Вопрос потряс всех, даже Ландсмана, аида, задавшего его.
— Вы предполагаете, детектив Ландсман, что моя жена может попытаться нарушить мою волю в этом или любом другом случае?
— Я предполагаю все возможное, ребе Шпильман, — отвечает Ландсман. — И ничего, кроме этого.
— Вы сюда пришли без каких-либо догадок, — вмешивается Баронштейн, — не зная, кто убил Менделя?
— На самом деле… — начинает Ландсман.
— На самом деле, — говорит вербовский ребе, обрывая Ландсмана.
Он выдергивает лист бумаги из хаоса на столе: трактаты, прокламации, проклятия, секретные документы, истертые ленты пишущих машинок, донесения о привычках обреченных людей. Две или три секунды он придвигает бумагу в пределы обозрения. Плоть его правой руки хлюпает в подкладке рукава виноградного цвета.
— Эти два детектива полностью отстранены от расследования дела, или я ошибаюсь?
Он кладет на стол лист бумаги, и Ландсману приходится задать себе вопрос: как он не замечал эти тысячу миль заледеневшего моря в глазах ребе. Он потрясен, сброшен с корабля в ледяную воду. Чтобы удержаться на плаву, он хватается за балласт своего цинизма. Неужели приказ закрыть дело Ласкера пришел с острова Вербов?

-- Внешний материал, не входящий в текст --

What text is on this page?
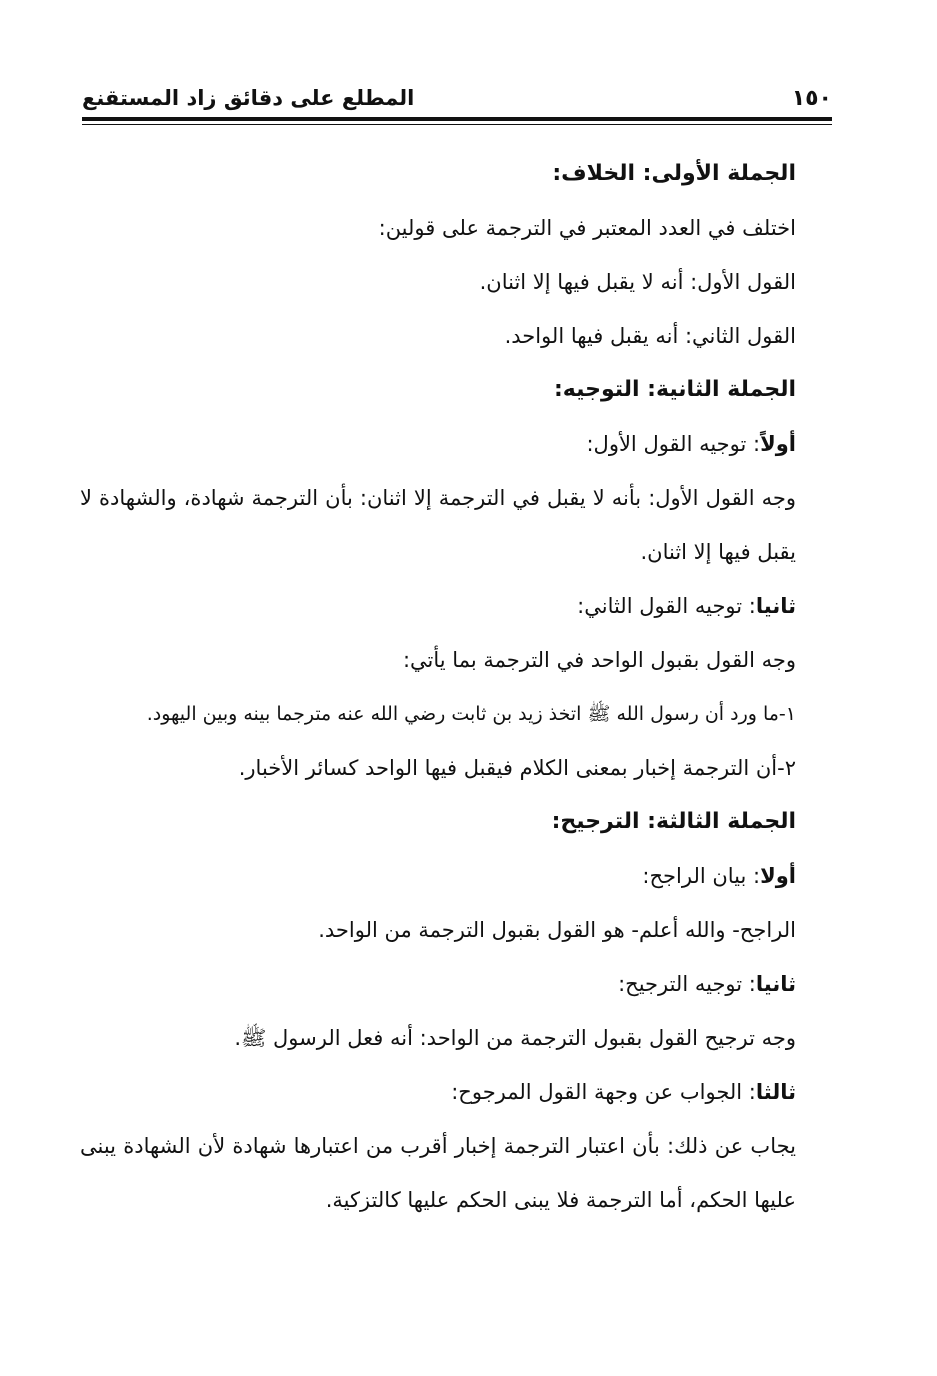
١٥٠
المطلع على دقائق زاد المستقنع

الجملة الأولى: الخلاف:

اختلف في العدد المعتبر في الترجمة على قولين:

القول الأول: أنه لا يقبل فيها إلا اثنان.

القول الثاني: أنه يقبل فيها الواحد.

الجملة الثانية: التوجيه:

أولاً: توجيه القول الأول:

وجه القول الأول: بأنه لا يقبل في الترجمة إلا اثنان: بأن الترجمة شهادة، والشهادة لا يقبل فيها إلا اثنان.

ثانيا: توجيه القول الثاني:

وجه القول بقبول الواحد في الترجمة بما يأتي:

١-ما ورد أن رسول الله ﷺ اتخذ زيد بن ثابت رضي الله عنه مترجما بينه وبين اليهود.

٢-أن الترجمة إخبار بمعنى الكلام فيقبل فيها الواحد كسائر الأخبار.

الجملة الثالثة: الترجيح:

أولا: بيان الراجح:

الراجح- والله أعلم- هو القول بقبول الترجمة من الواحد.

ثانيا: توجيه الترجيح:

وجه ترجيح القول بقبول الترجمة من الواحد: أنه فعل الرسول ﷺ.

ثالثا: الجواب عن وجهة القول المرجوح:

يجاب عن ذلك: بأن اعتبار الترجمة إخبار أقرب من اعتبارها شهادة لأن الشهادة يبنى عليها الحكم، أما الترجمة فلا يبنى الحكم عليها كالتزكية.
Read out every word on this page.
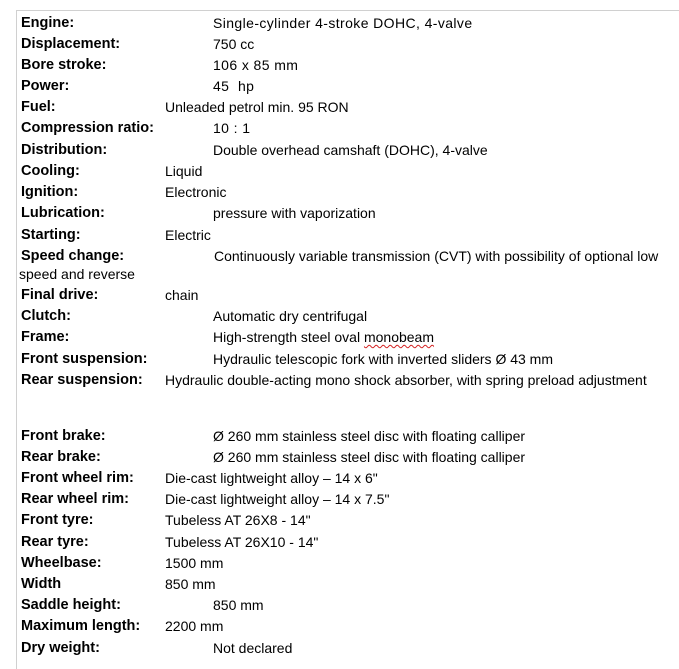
Engine:	Single-cylinder 4-stroke DOHC, 4-valve
Displacement:	750 cc
Bore stroke:	106 x 85 mm
Power:	45  hp
Fuel:	Unleaded petrol min. 95 RON
Compression ratio:	10 : 1
Distribution:	Double overhead camshaft (DOHC), 4-valve
Cooling:	Liquid
Ignition:	Electronic
Lubrication:	pressure with vaporization
Starting:	Electric
Speed change:	Continuously variable transmission (CVT) with possibility of optional low speed and reverse
Final drive:	chain
Clutch:	Automatic dry centrifugal
Frame:	High-strength steel oval monobeam
Front suspension:	Hydraulic telescopic fork with inverted sliders Ø 43 mm
Rear suspension: Hydraulic double-acting mono shock absorber, with spring preload adjustment
Front brake:	Ø 260 mm stainless steel disc with floating calliper
Rear brake:	Ø 260 mm stainless steel disc with floating calliper
Front wheel rim: Die-cast lightweight alloy – 14 x 6"
Rear wheel rim:	Die-cast lightweight alloy – 14 x 7.5"
Front tyre:	Tubeless AT 26X8 - 14"
Rear tyre:	Tubeless AT 26X10 - 14"
Wheelbase:	1500 mm
Width	850 mm
Saddle height:	850 mm
Maximum length: 2200 mm
Dry weight:	Not declared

Неужели Шпильман давно знает, что сын его мертв, убит в номере 208 гостиницы «Заменгоф»? Не сам ли он заказал убийство? Неужели все дела и распоряжения в убойном отделе полиции Ситки проходят через ребе? Все это были интересные вопросы, если бы Ландсман мог заставить сердце говорить его устами и задать их.
— Что он сделал? — наконец выдавил Ландсман. — Вот что́ он натворил, когда умер для вас? Что он знал? Что, раз уж на то пошло, знаете вы, ребе? Рав Баронштейн? Да, у вас тут все схвачено. Не знаю в деталях — но, глядя на этот ваш прекрасный остров, я могу понять, если вы извините мое выражение, что вес вы имеете о-го-го какой.
— Мейер, — говорит Берко, в голосе предупреждение.
— Не возвращайтесь сюда, Ландсман, — говорит ребе. — И не беспокойте никого в этом доме или на этом острове. Держитесь подальше от Цимбалиста и от меня. Если я услышу, что вы всего лишь попросили прикурить у кого-то из моих людей, несдобровать ни вам, ни вашему жетону. Это понятно?
— Простите… — начинает Ландсман.
— Пустые слова в вашем случае наверняка.
— Так или иначе, — говорит Ландсман, поднимаясь, — если бы я получал по доллару каждый раз, когда какой-нибудь штаркер с расстройством обмена веществ стращал меня, чтобы я не вел дело, то, простите великодушно, я бы не сидел здесь, слушая угрозы от человека, который даже не удосужился пролить слезу по сыну, которому, я уверен, он помог сойти в могилу. Когда бы тот ни умер — двадцать три года тому назад или прошлой ночью.